SHARIA

Resmi, Hasil Ijtima Ulama ke-7 MUI Tetapkan Perdagangan Kripto Haram

Kripto mengandung unsur gharar, dharar, qimar

Resmi, Hasil Ijtima Ulama ke-7 MUI Tetapkan Perdagangan Kripto HaramIlustrasi Bitcoin. (Shutterstock/Coyz0)

by Desy Yuliastuti

11 November 2021

Follow Fortune Indonesia untuk mendapatkan informasi terkini. Klik untuk follow WhatsApp Channel & Google News

Jakarta, FORTUNE- Ijtima Ulama ke-7 Komisi Fatwa Majelis Ulama Indonesia (MUI) resmi ditutup pada Kamis (11/11). Hasil konsensus tersebut memuat 12 poin bahasan, salah satunya tentang penggunaan mata uang kripto atau cryptocurrency.  

Ketua MUI Bidang Fatwa, KH Asrorun Niam Sholeh, menyatakan penggunaan atau perdagangan kripto menjadi salah satu mata uang, hukumnya haram.

Kripto bertentangan dengan undang-undang dan syariat

"Penggunaan cryptocurrency sebagai mata uang hukumnya haram, karena mengandung gharar, dharar, dan bertentangan dengan Undang-Undang nomor 7 tahun 2011 dan Peraturan Bank Indonesia nomor 17 tahun 2015," kata Ni'am, saat penutupan Itjima Ulama di Jakarta dilansir dari IDX Channel pada Kamis (11/11).

Ni'am menyebut mata uang kripto sebagai komoditi/aset digital tidak sah diperjualbelikan karena mengandung gharar, dharar, qimar. Selain itu, tidak memenuhi syarat sil'ah secara syariat, yaitu ada wujud fisik, memiliki nilai, diketahui jumlahnya secara pasti, hak milik dan bisa diserahkan ke pembeli. 

"Cryptocurrency atau mata uang kripto sebagai komoditi/aset yang memenuhi syarat sebagai sil'ah dan memiliki underlying serta memiliki manfaat yang jelas tidak sah untuk diperjualbelikan," ujarnya.

Selain membahas mata uang kripto, Itjima Ulama MUI juga menyepakati 12 poin bahasan aktual. Menyitir dari laman resmi MUI, Kamis (11/11), KH Asrorun Niam Sholeh memerinci kedua belas bahasan tersebut.

Poin yang disepakati, yaitu makna jihad, makna khilafah dalam konteks Negara Kesatuan Republik Indonesia (NKRI), kriteria penodaan agama, tinjauan pajak bea cukai dan juga retribusi untuk kepentingan kemaslahatan, panduan pemilu dan pemilukada yang lebih bermaslahat bagi bangsa, dan distribusi lahan untuk pemerataan dan kemaslahatan.

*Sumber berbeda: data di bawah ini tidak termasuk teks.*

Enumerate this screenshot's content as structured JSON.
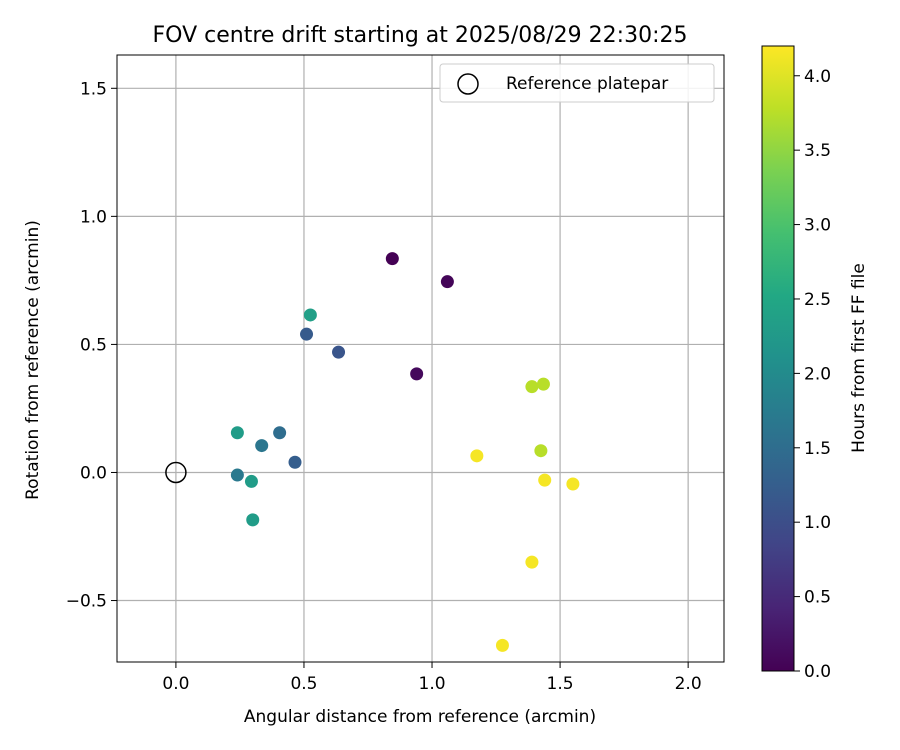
{
  "chart_data": {
    "type": "scatter",
    "title": "FOV centre drift starting at 2025/08/29 22:30:25",
    "xlabel": "Angular distance from reference (arcmin)",
    "ylabel": "Rotation from reference (arcmin)",
    "xlim": [
      -0.23,
      2.14
    ],
    "ylim": [
      -0.74,
      1.63
    ],
    "xticks": [
      0.0,
      0.5,
      1.0,
      1.5,
      2.0
    ],
    "xtick_labels": [
      "0.0",
      "0.5",
      "1.0",
      "1.5",
      "2.0"
    ],
    "yticks": [
      -0.5,
      0.0,
      0.5,
      1.0,
      1.5
    ],
    "ytick_labels": [
      "−0.5",
      "0.0",
      "0.5",
      "1.0",
      "1.5"
    ],
    "grid": true,
    "legend": {
      "placement": "top-right",
      "entries": [
        "Reference platepar"
      ]
    },
    "reference_point": {
      "x": 0.0,
      "y": 0.0,
      "label": "Reference platepar"
    },
    "colorbar": {
      "label": "Hours from first FF file",
      "colormap": "viridis",
      "range": [
        0.0,
        4.2
      ],
      "ticks": [
        0.0,
        0.5,
        1.0,
        1.5,
        2.0,
        2.5,
        3.0,
        3.5,
        4.0
      ],
      "tick_labels": [
        "0.0",
        "0.5",
        "1.0",
        "1.5",
        "2.0",
        "2.5",
        "3.0",
        "3.5",
        "4.0"
      ]
    },
    "points": [
      {
        "x": 0.845,
        "y": 0.835,
        "hours": 0.0
      },
      {
        "x": 1.06,
        "y": 0.745,
        "hours": 0.05
      },
      {
        "x": 0.94,
        "y": 0.385,
        "hours": 0.1
      },
      {
        "x": 0.635,
        "y": 0.47,
        "hours": 1.1
      },
      {
        "x": 0.51,
        "y": 0.54,
        "hours": 1.2
      },
      {
        "x": 0.465,
        "y": 0.04,
        "hours": 1.25
      },
      {
        "x": 0.405,
        "y": 0.155,
        "hours": 1.5
      },
      {
        "x": 0.335,
        "y": 0.105,
        "hours": 1.65
      },
      {
        "x": 0.24,
        "y": -0.01,
        "hours": 1.7
      },
      {
        "x": 0.525,
        "y": 0.615,
        "hours": 2.35
      },
      {
        "x": 0.24,
        "y": 0.155,
        "hours": 2.3
      },
      {
        "x": 0.295,
        "y": -0.035,
        "hours": 2.3
      },
      {
        "x": 0.3,
        "y": -0.185,
        "hours": 2.3
      },
      {
        "x": 1.39,
        "y": 0.335,
        "hours": 3.75
      },
      {
        "x": 1.435,
        "y": 0.345,
        "hours": 3.75
      },
      {
        "x": 1.425,
        "y": 0.085,
        "hours": 3.75
      },
      {
        "x": 1.175,
        "y": 0.065,
        "hours": 4.15
      },
      {
        "x": 1.44,
        "y": -0.03,
        "hours": 4.15
      },
      {
        "x": 1.55,
        "y": -0.045,
        "hours": 4.15
      },
      {
        "x": 1.39,
        "y": -0.35,
        "hours": 4.15
      },
      {
        "x": 1.275,
        "y": -0.675,
        "hours": 4.15
      }
    ]
  }
}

Selain itu, mengenai hukum pinjaman online, hukum transplantasi rahim, hukum cryptocurrency,  penyaluran dana zakat dalam bentuk qardhun hasan, hukum zakat perusahaan, dan hukum zakat saham.

Pelabelan haram aset kripto bukan kali pertama

Pelabelan haram aset kripto bukan kali pertama. Sebelumnya, Pengurus Wilayah Nahdlatul Ulama (PWNU) Jawa Timur memfatwa haram aset kripto. PWNU Jatim mantap memfatwa haram cryptocurrency setelah menggelar Bahtsul Masail, forum berdialog antara para ahli keilmuan fikih pesantren yang berhubungan dengan NU.

Hasil pertemuan itu menyatakan kripto haram digunakan sebagai alat pembayaran ataupun komoditas. Sebab, ada sejumlah hal yang berpeluang menafikan keabsahan transaksi, salah satunya penipuan, demikian keterangan Kiai Azizi Chasbullah yang menjadi mushahih pada forum dimaksud. 

PWNU Jatim menilai kripto lebih banyak mengandung unsur spekulatif dan tak terukur sehingga mirip dengan berjudi. “Meski telah diakui oleh pemerintah sebagai bahan komoditas, tetap tak bisa dilegalkan secara syariat,” ujarnya dikutip dari laman NU Online Jawa Timur, Kamis (11/11).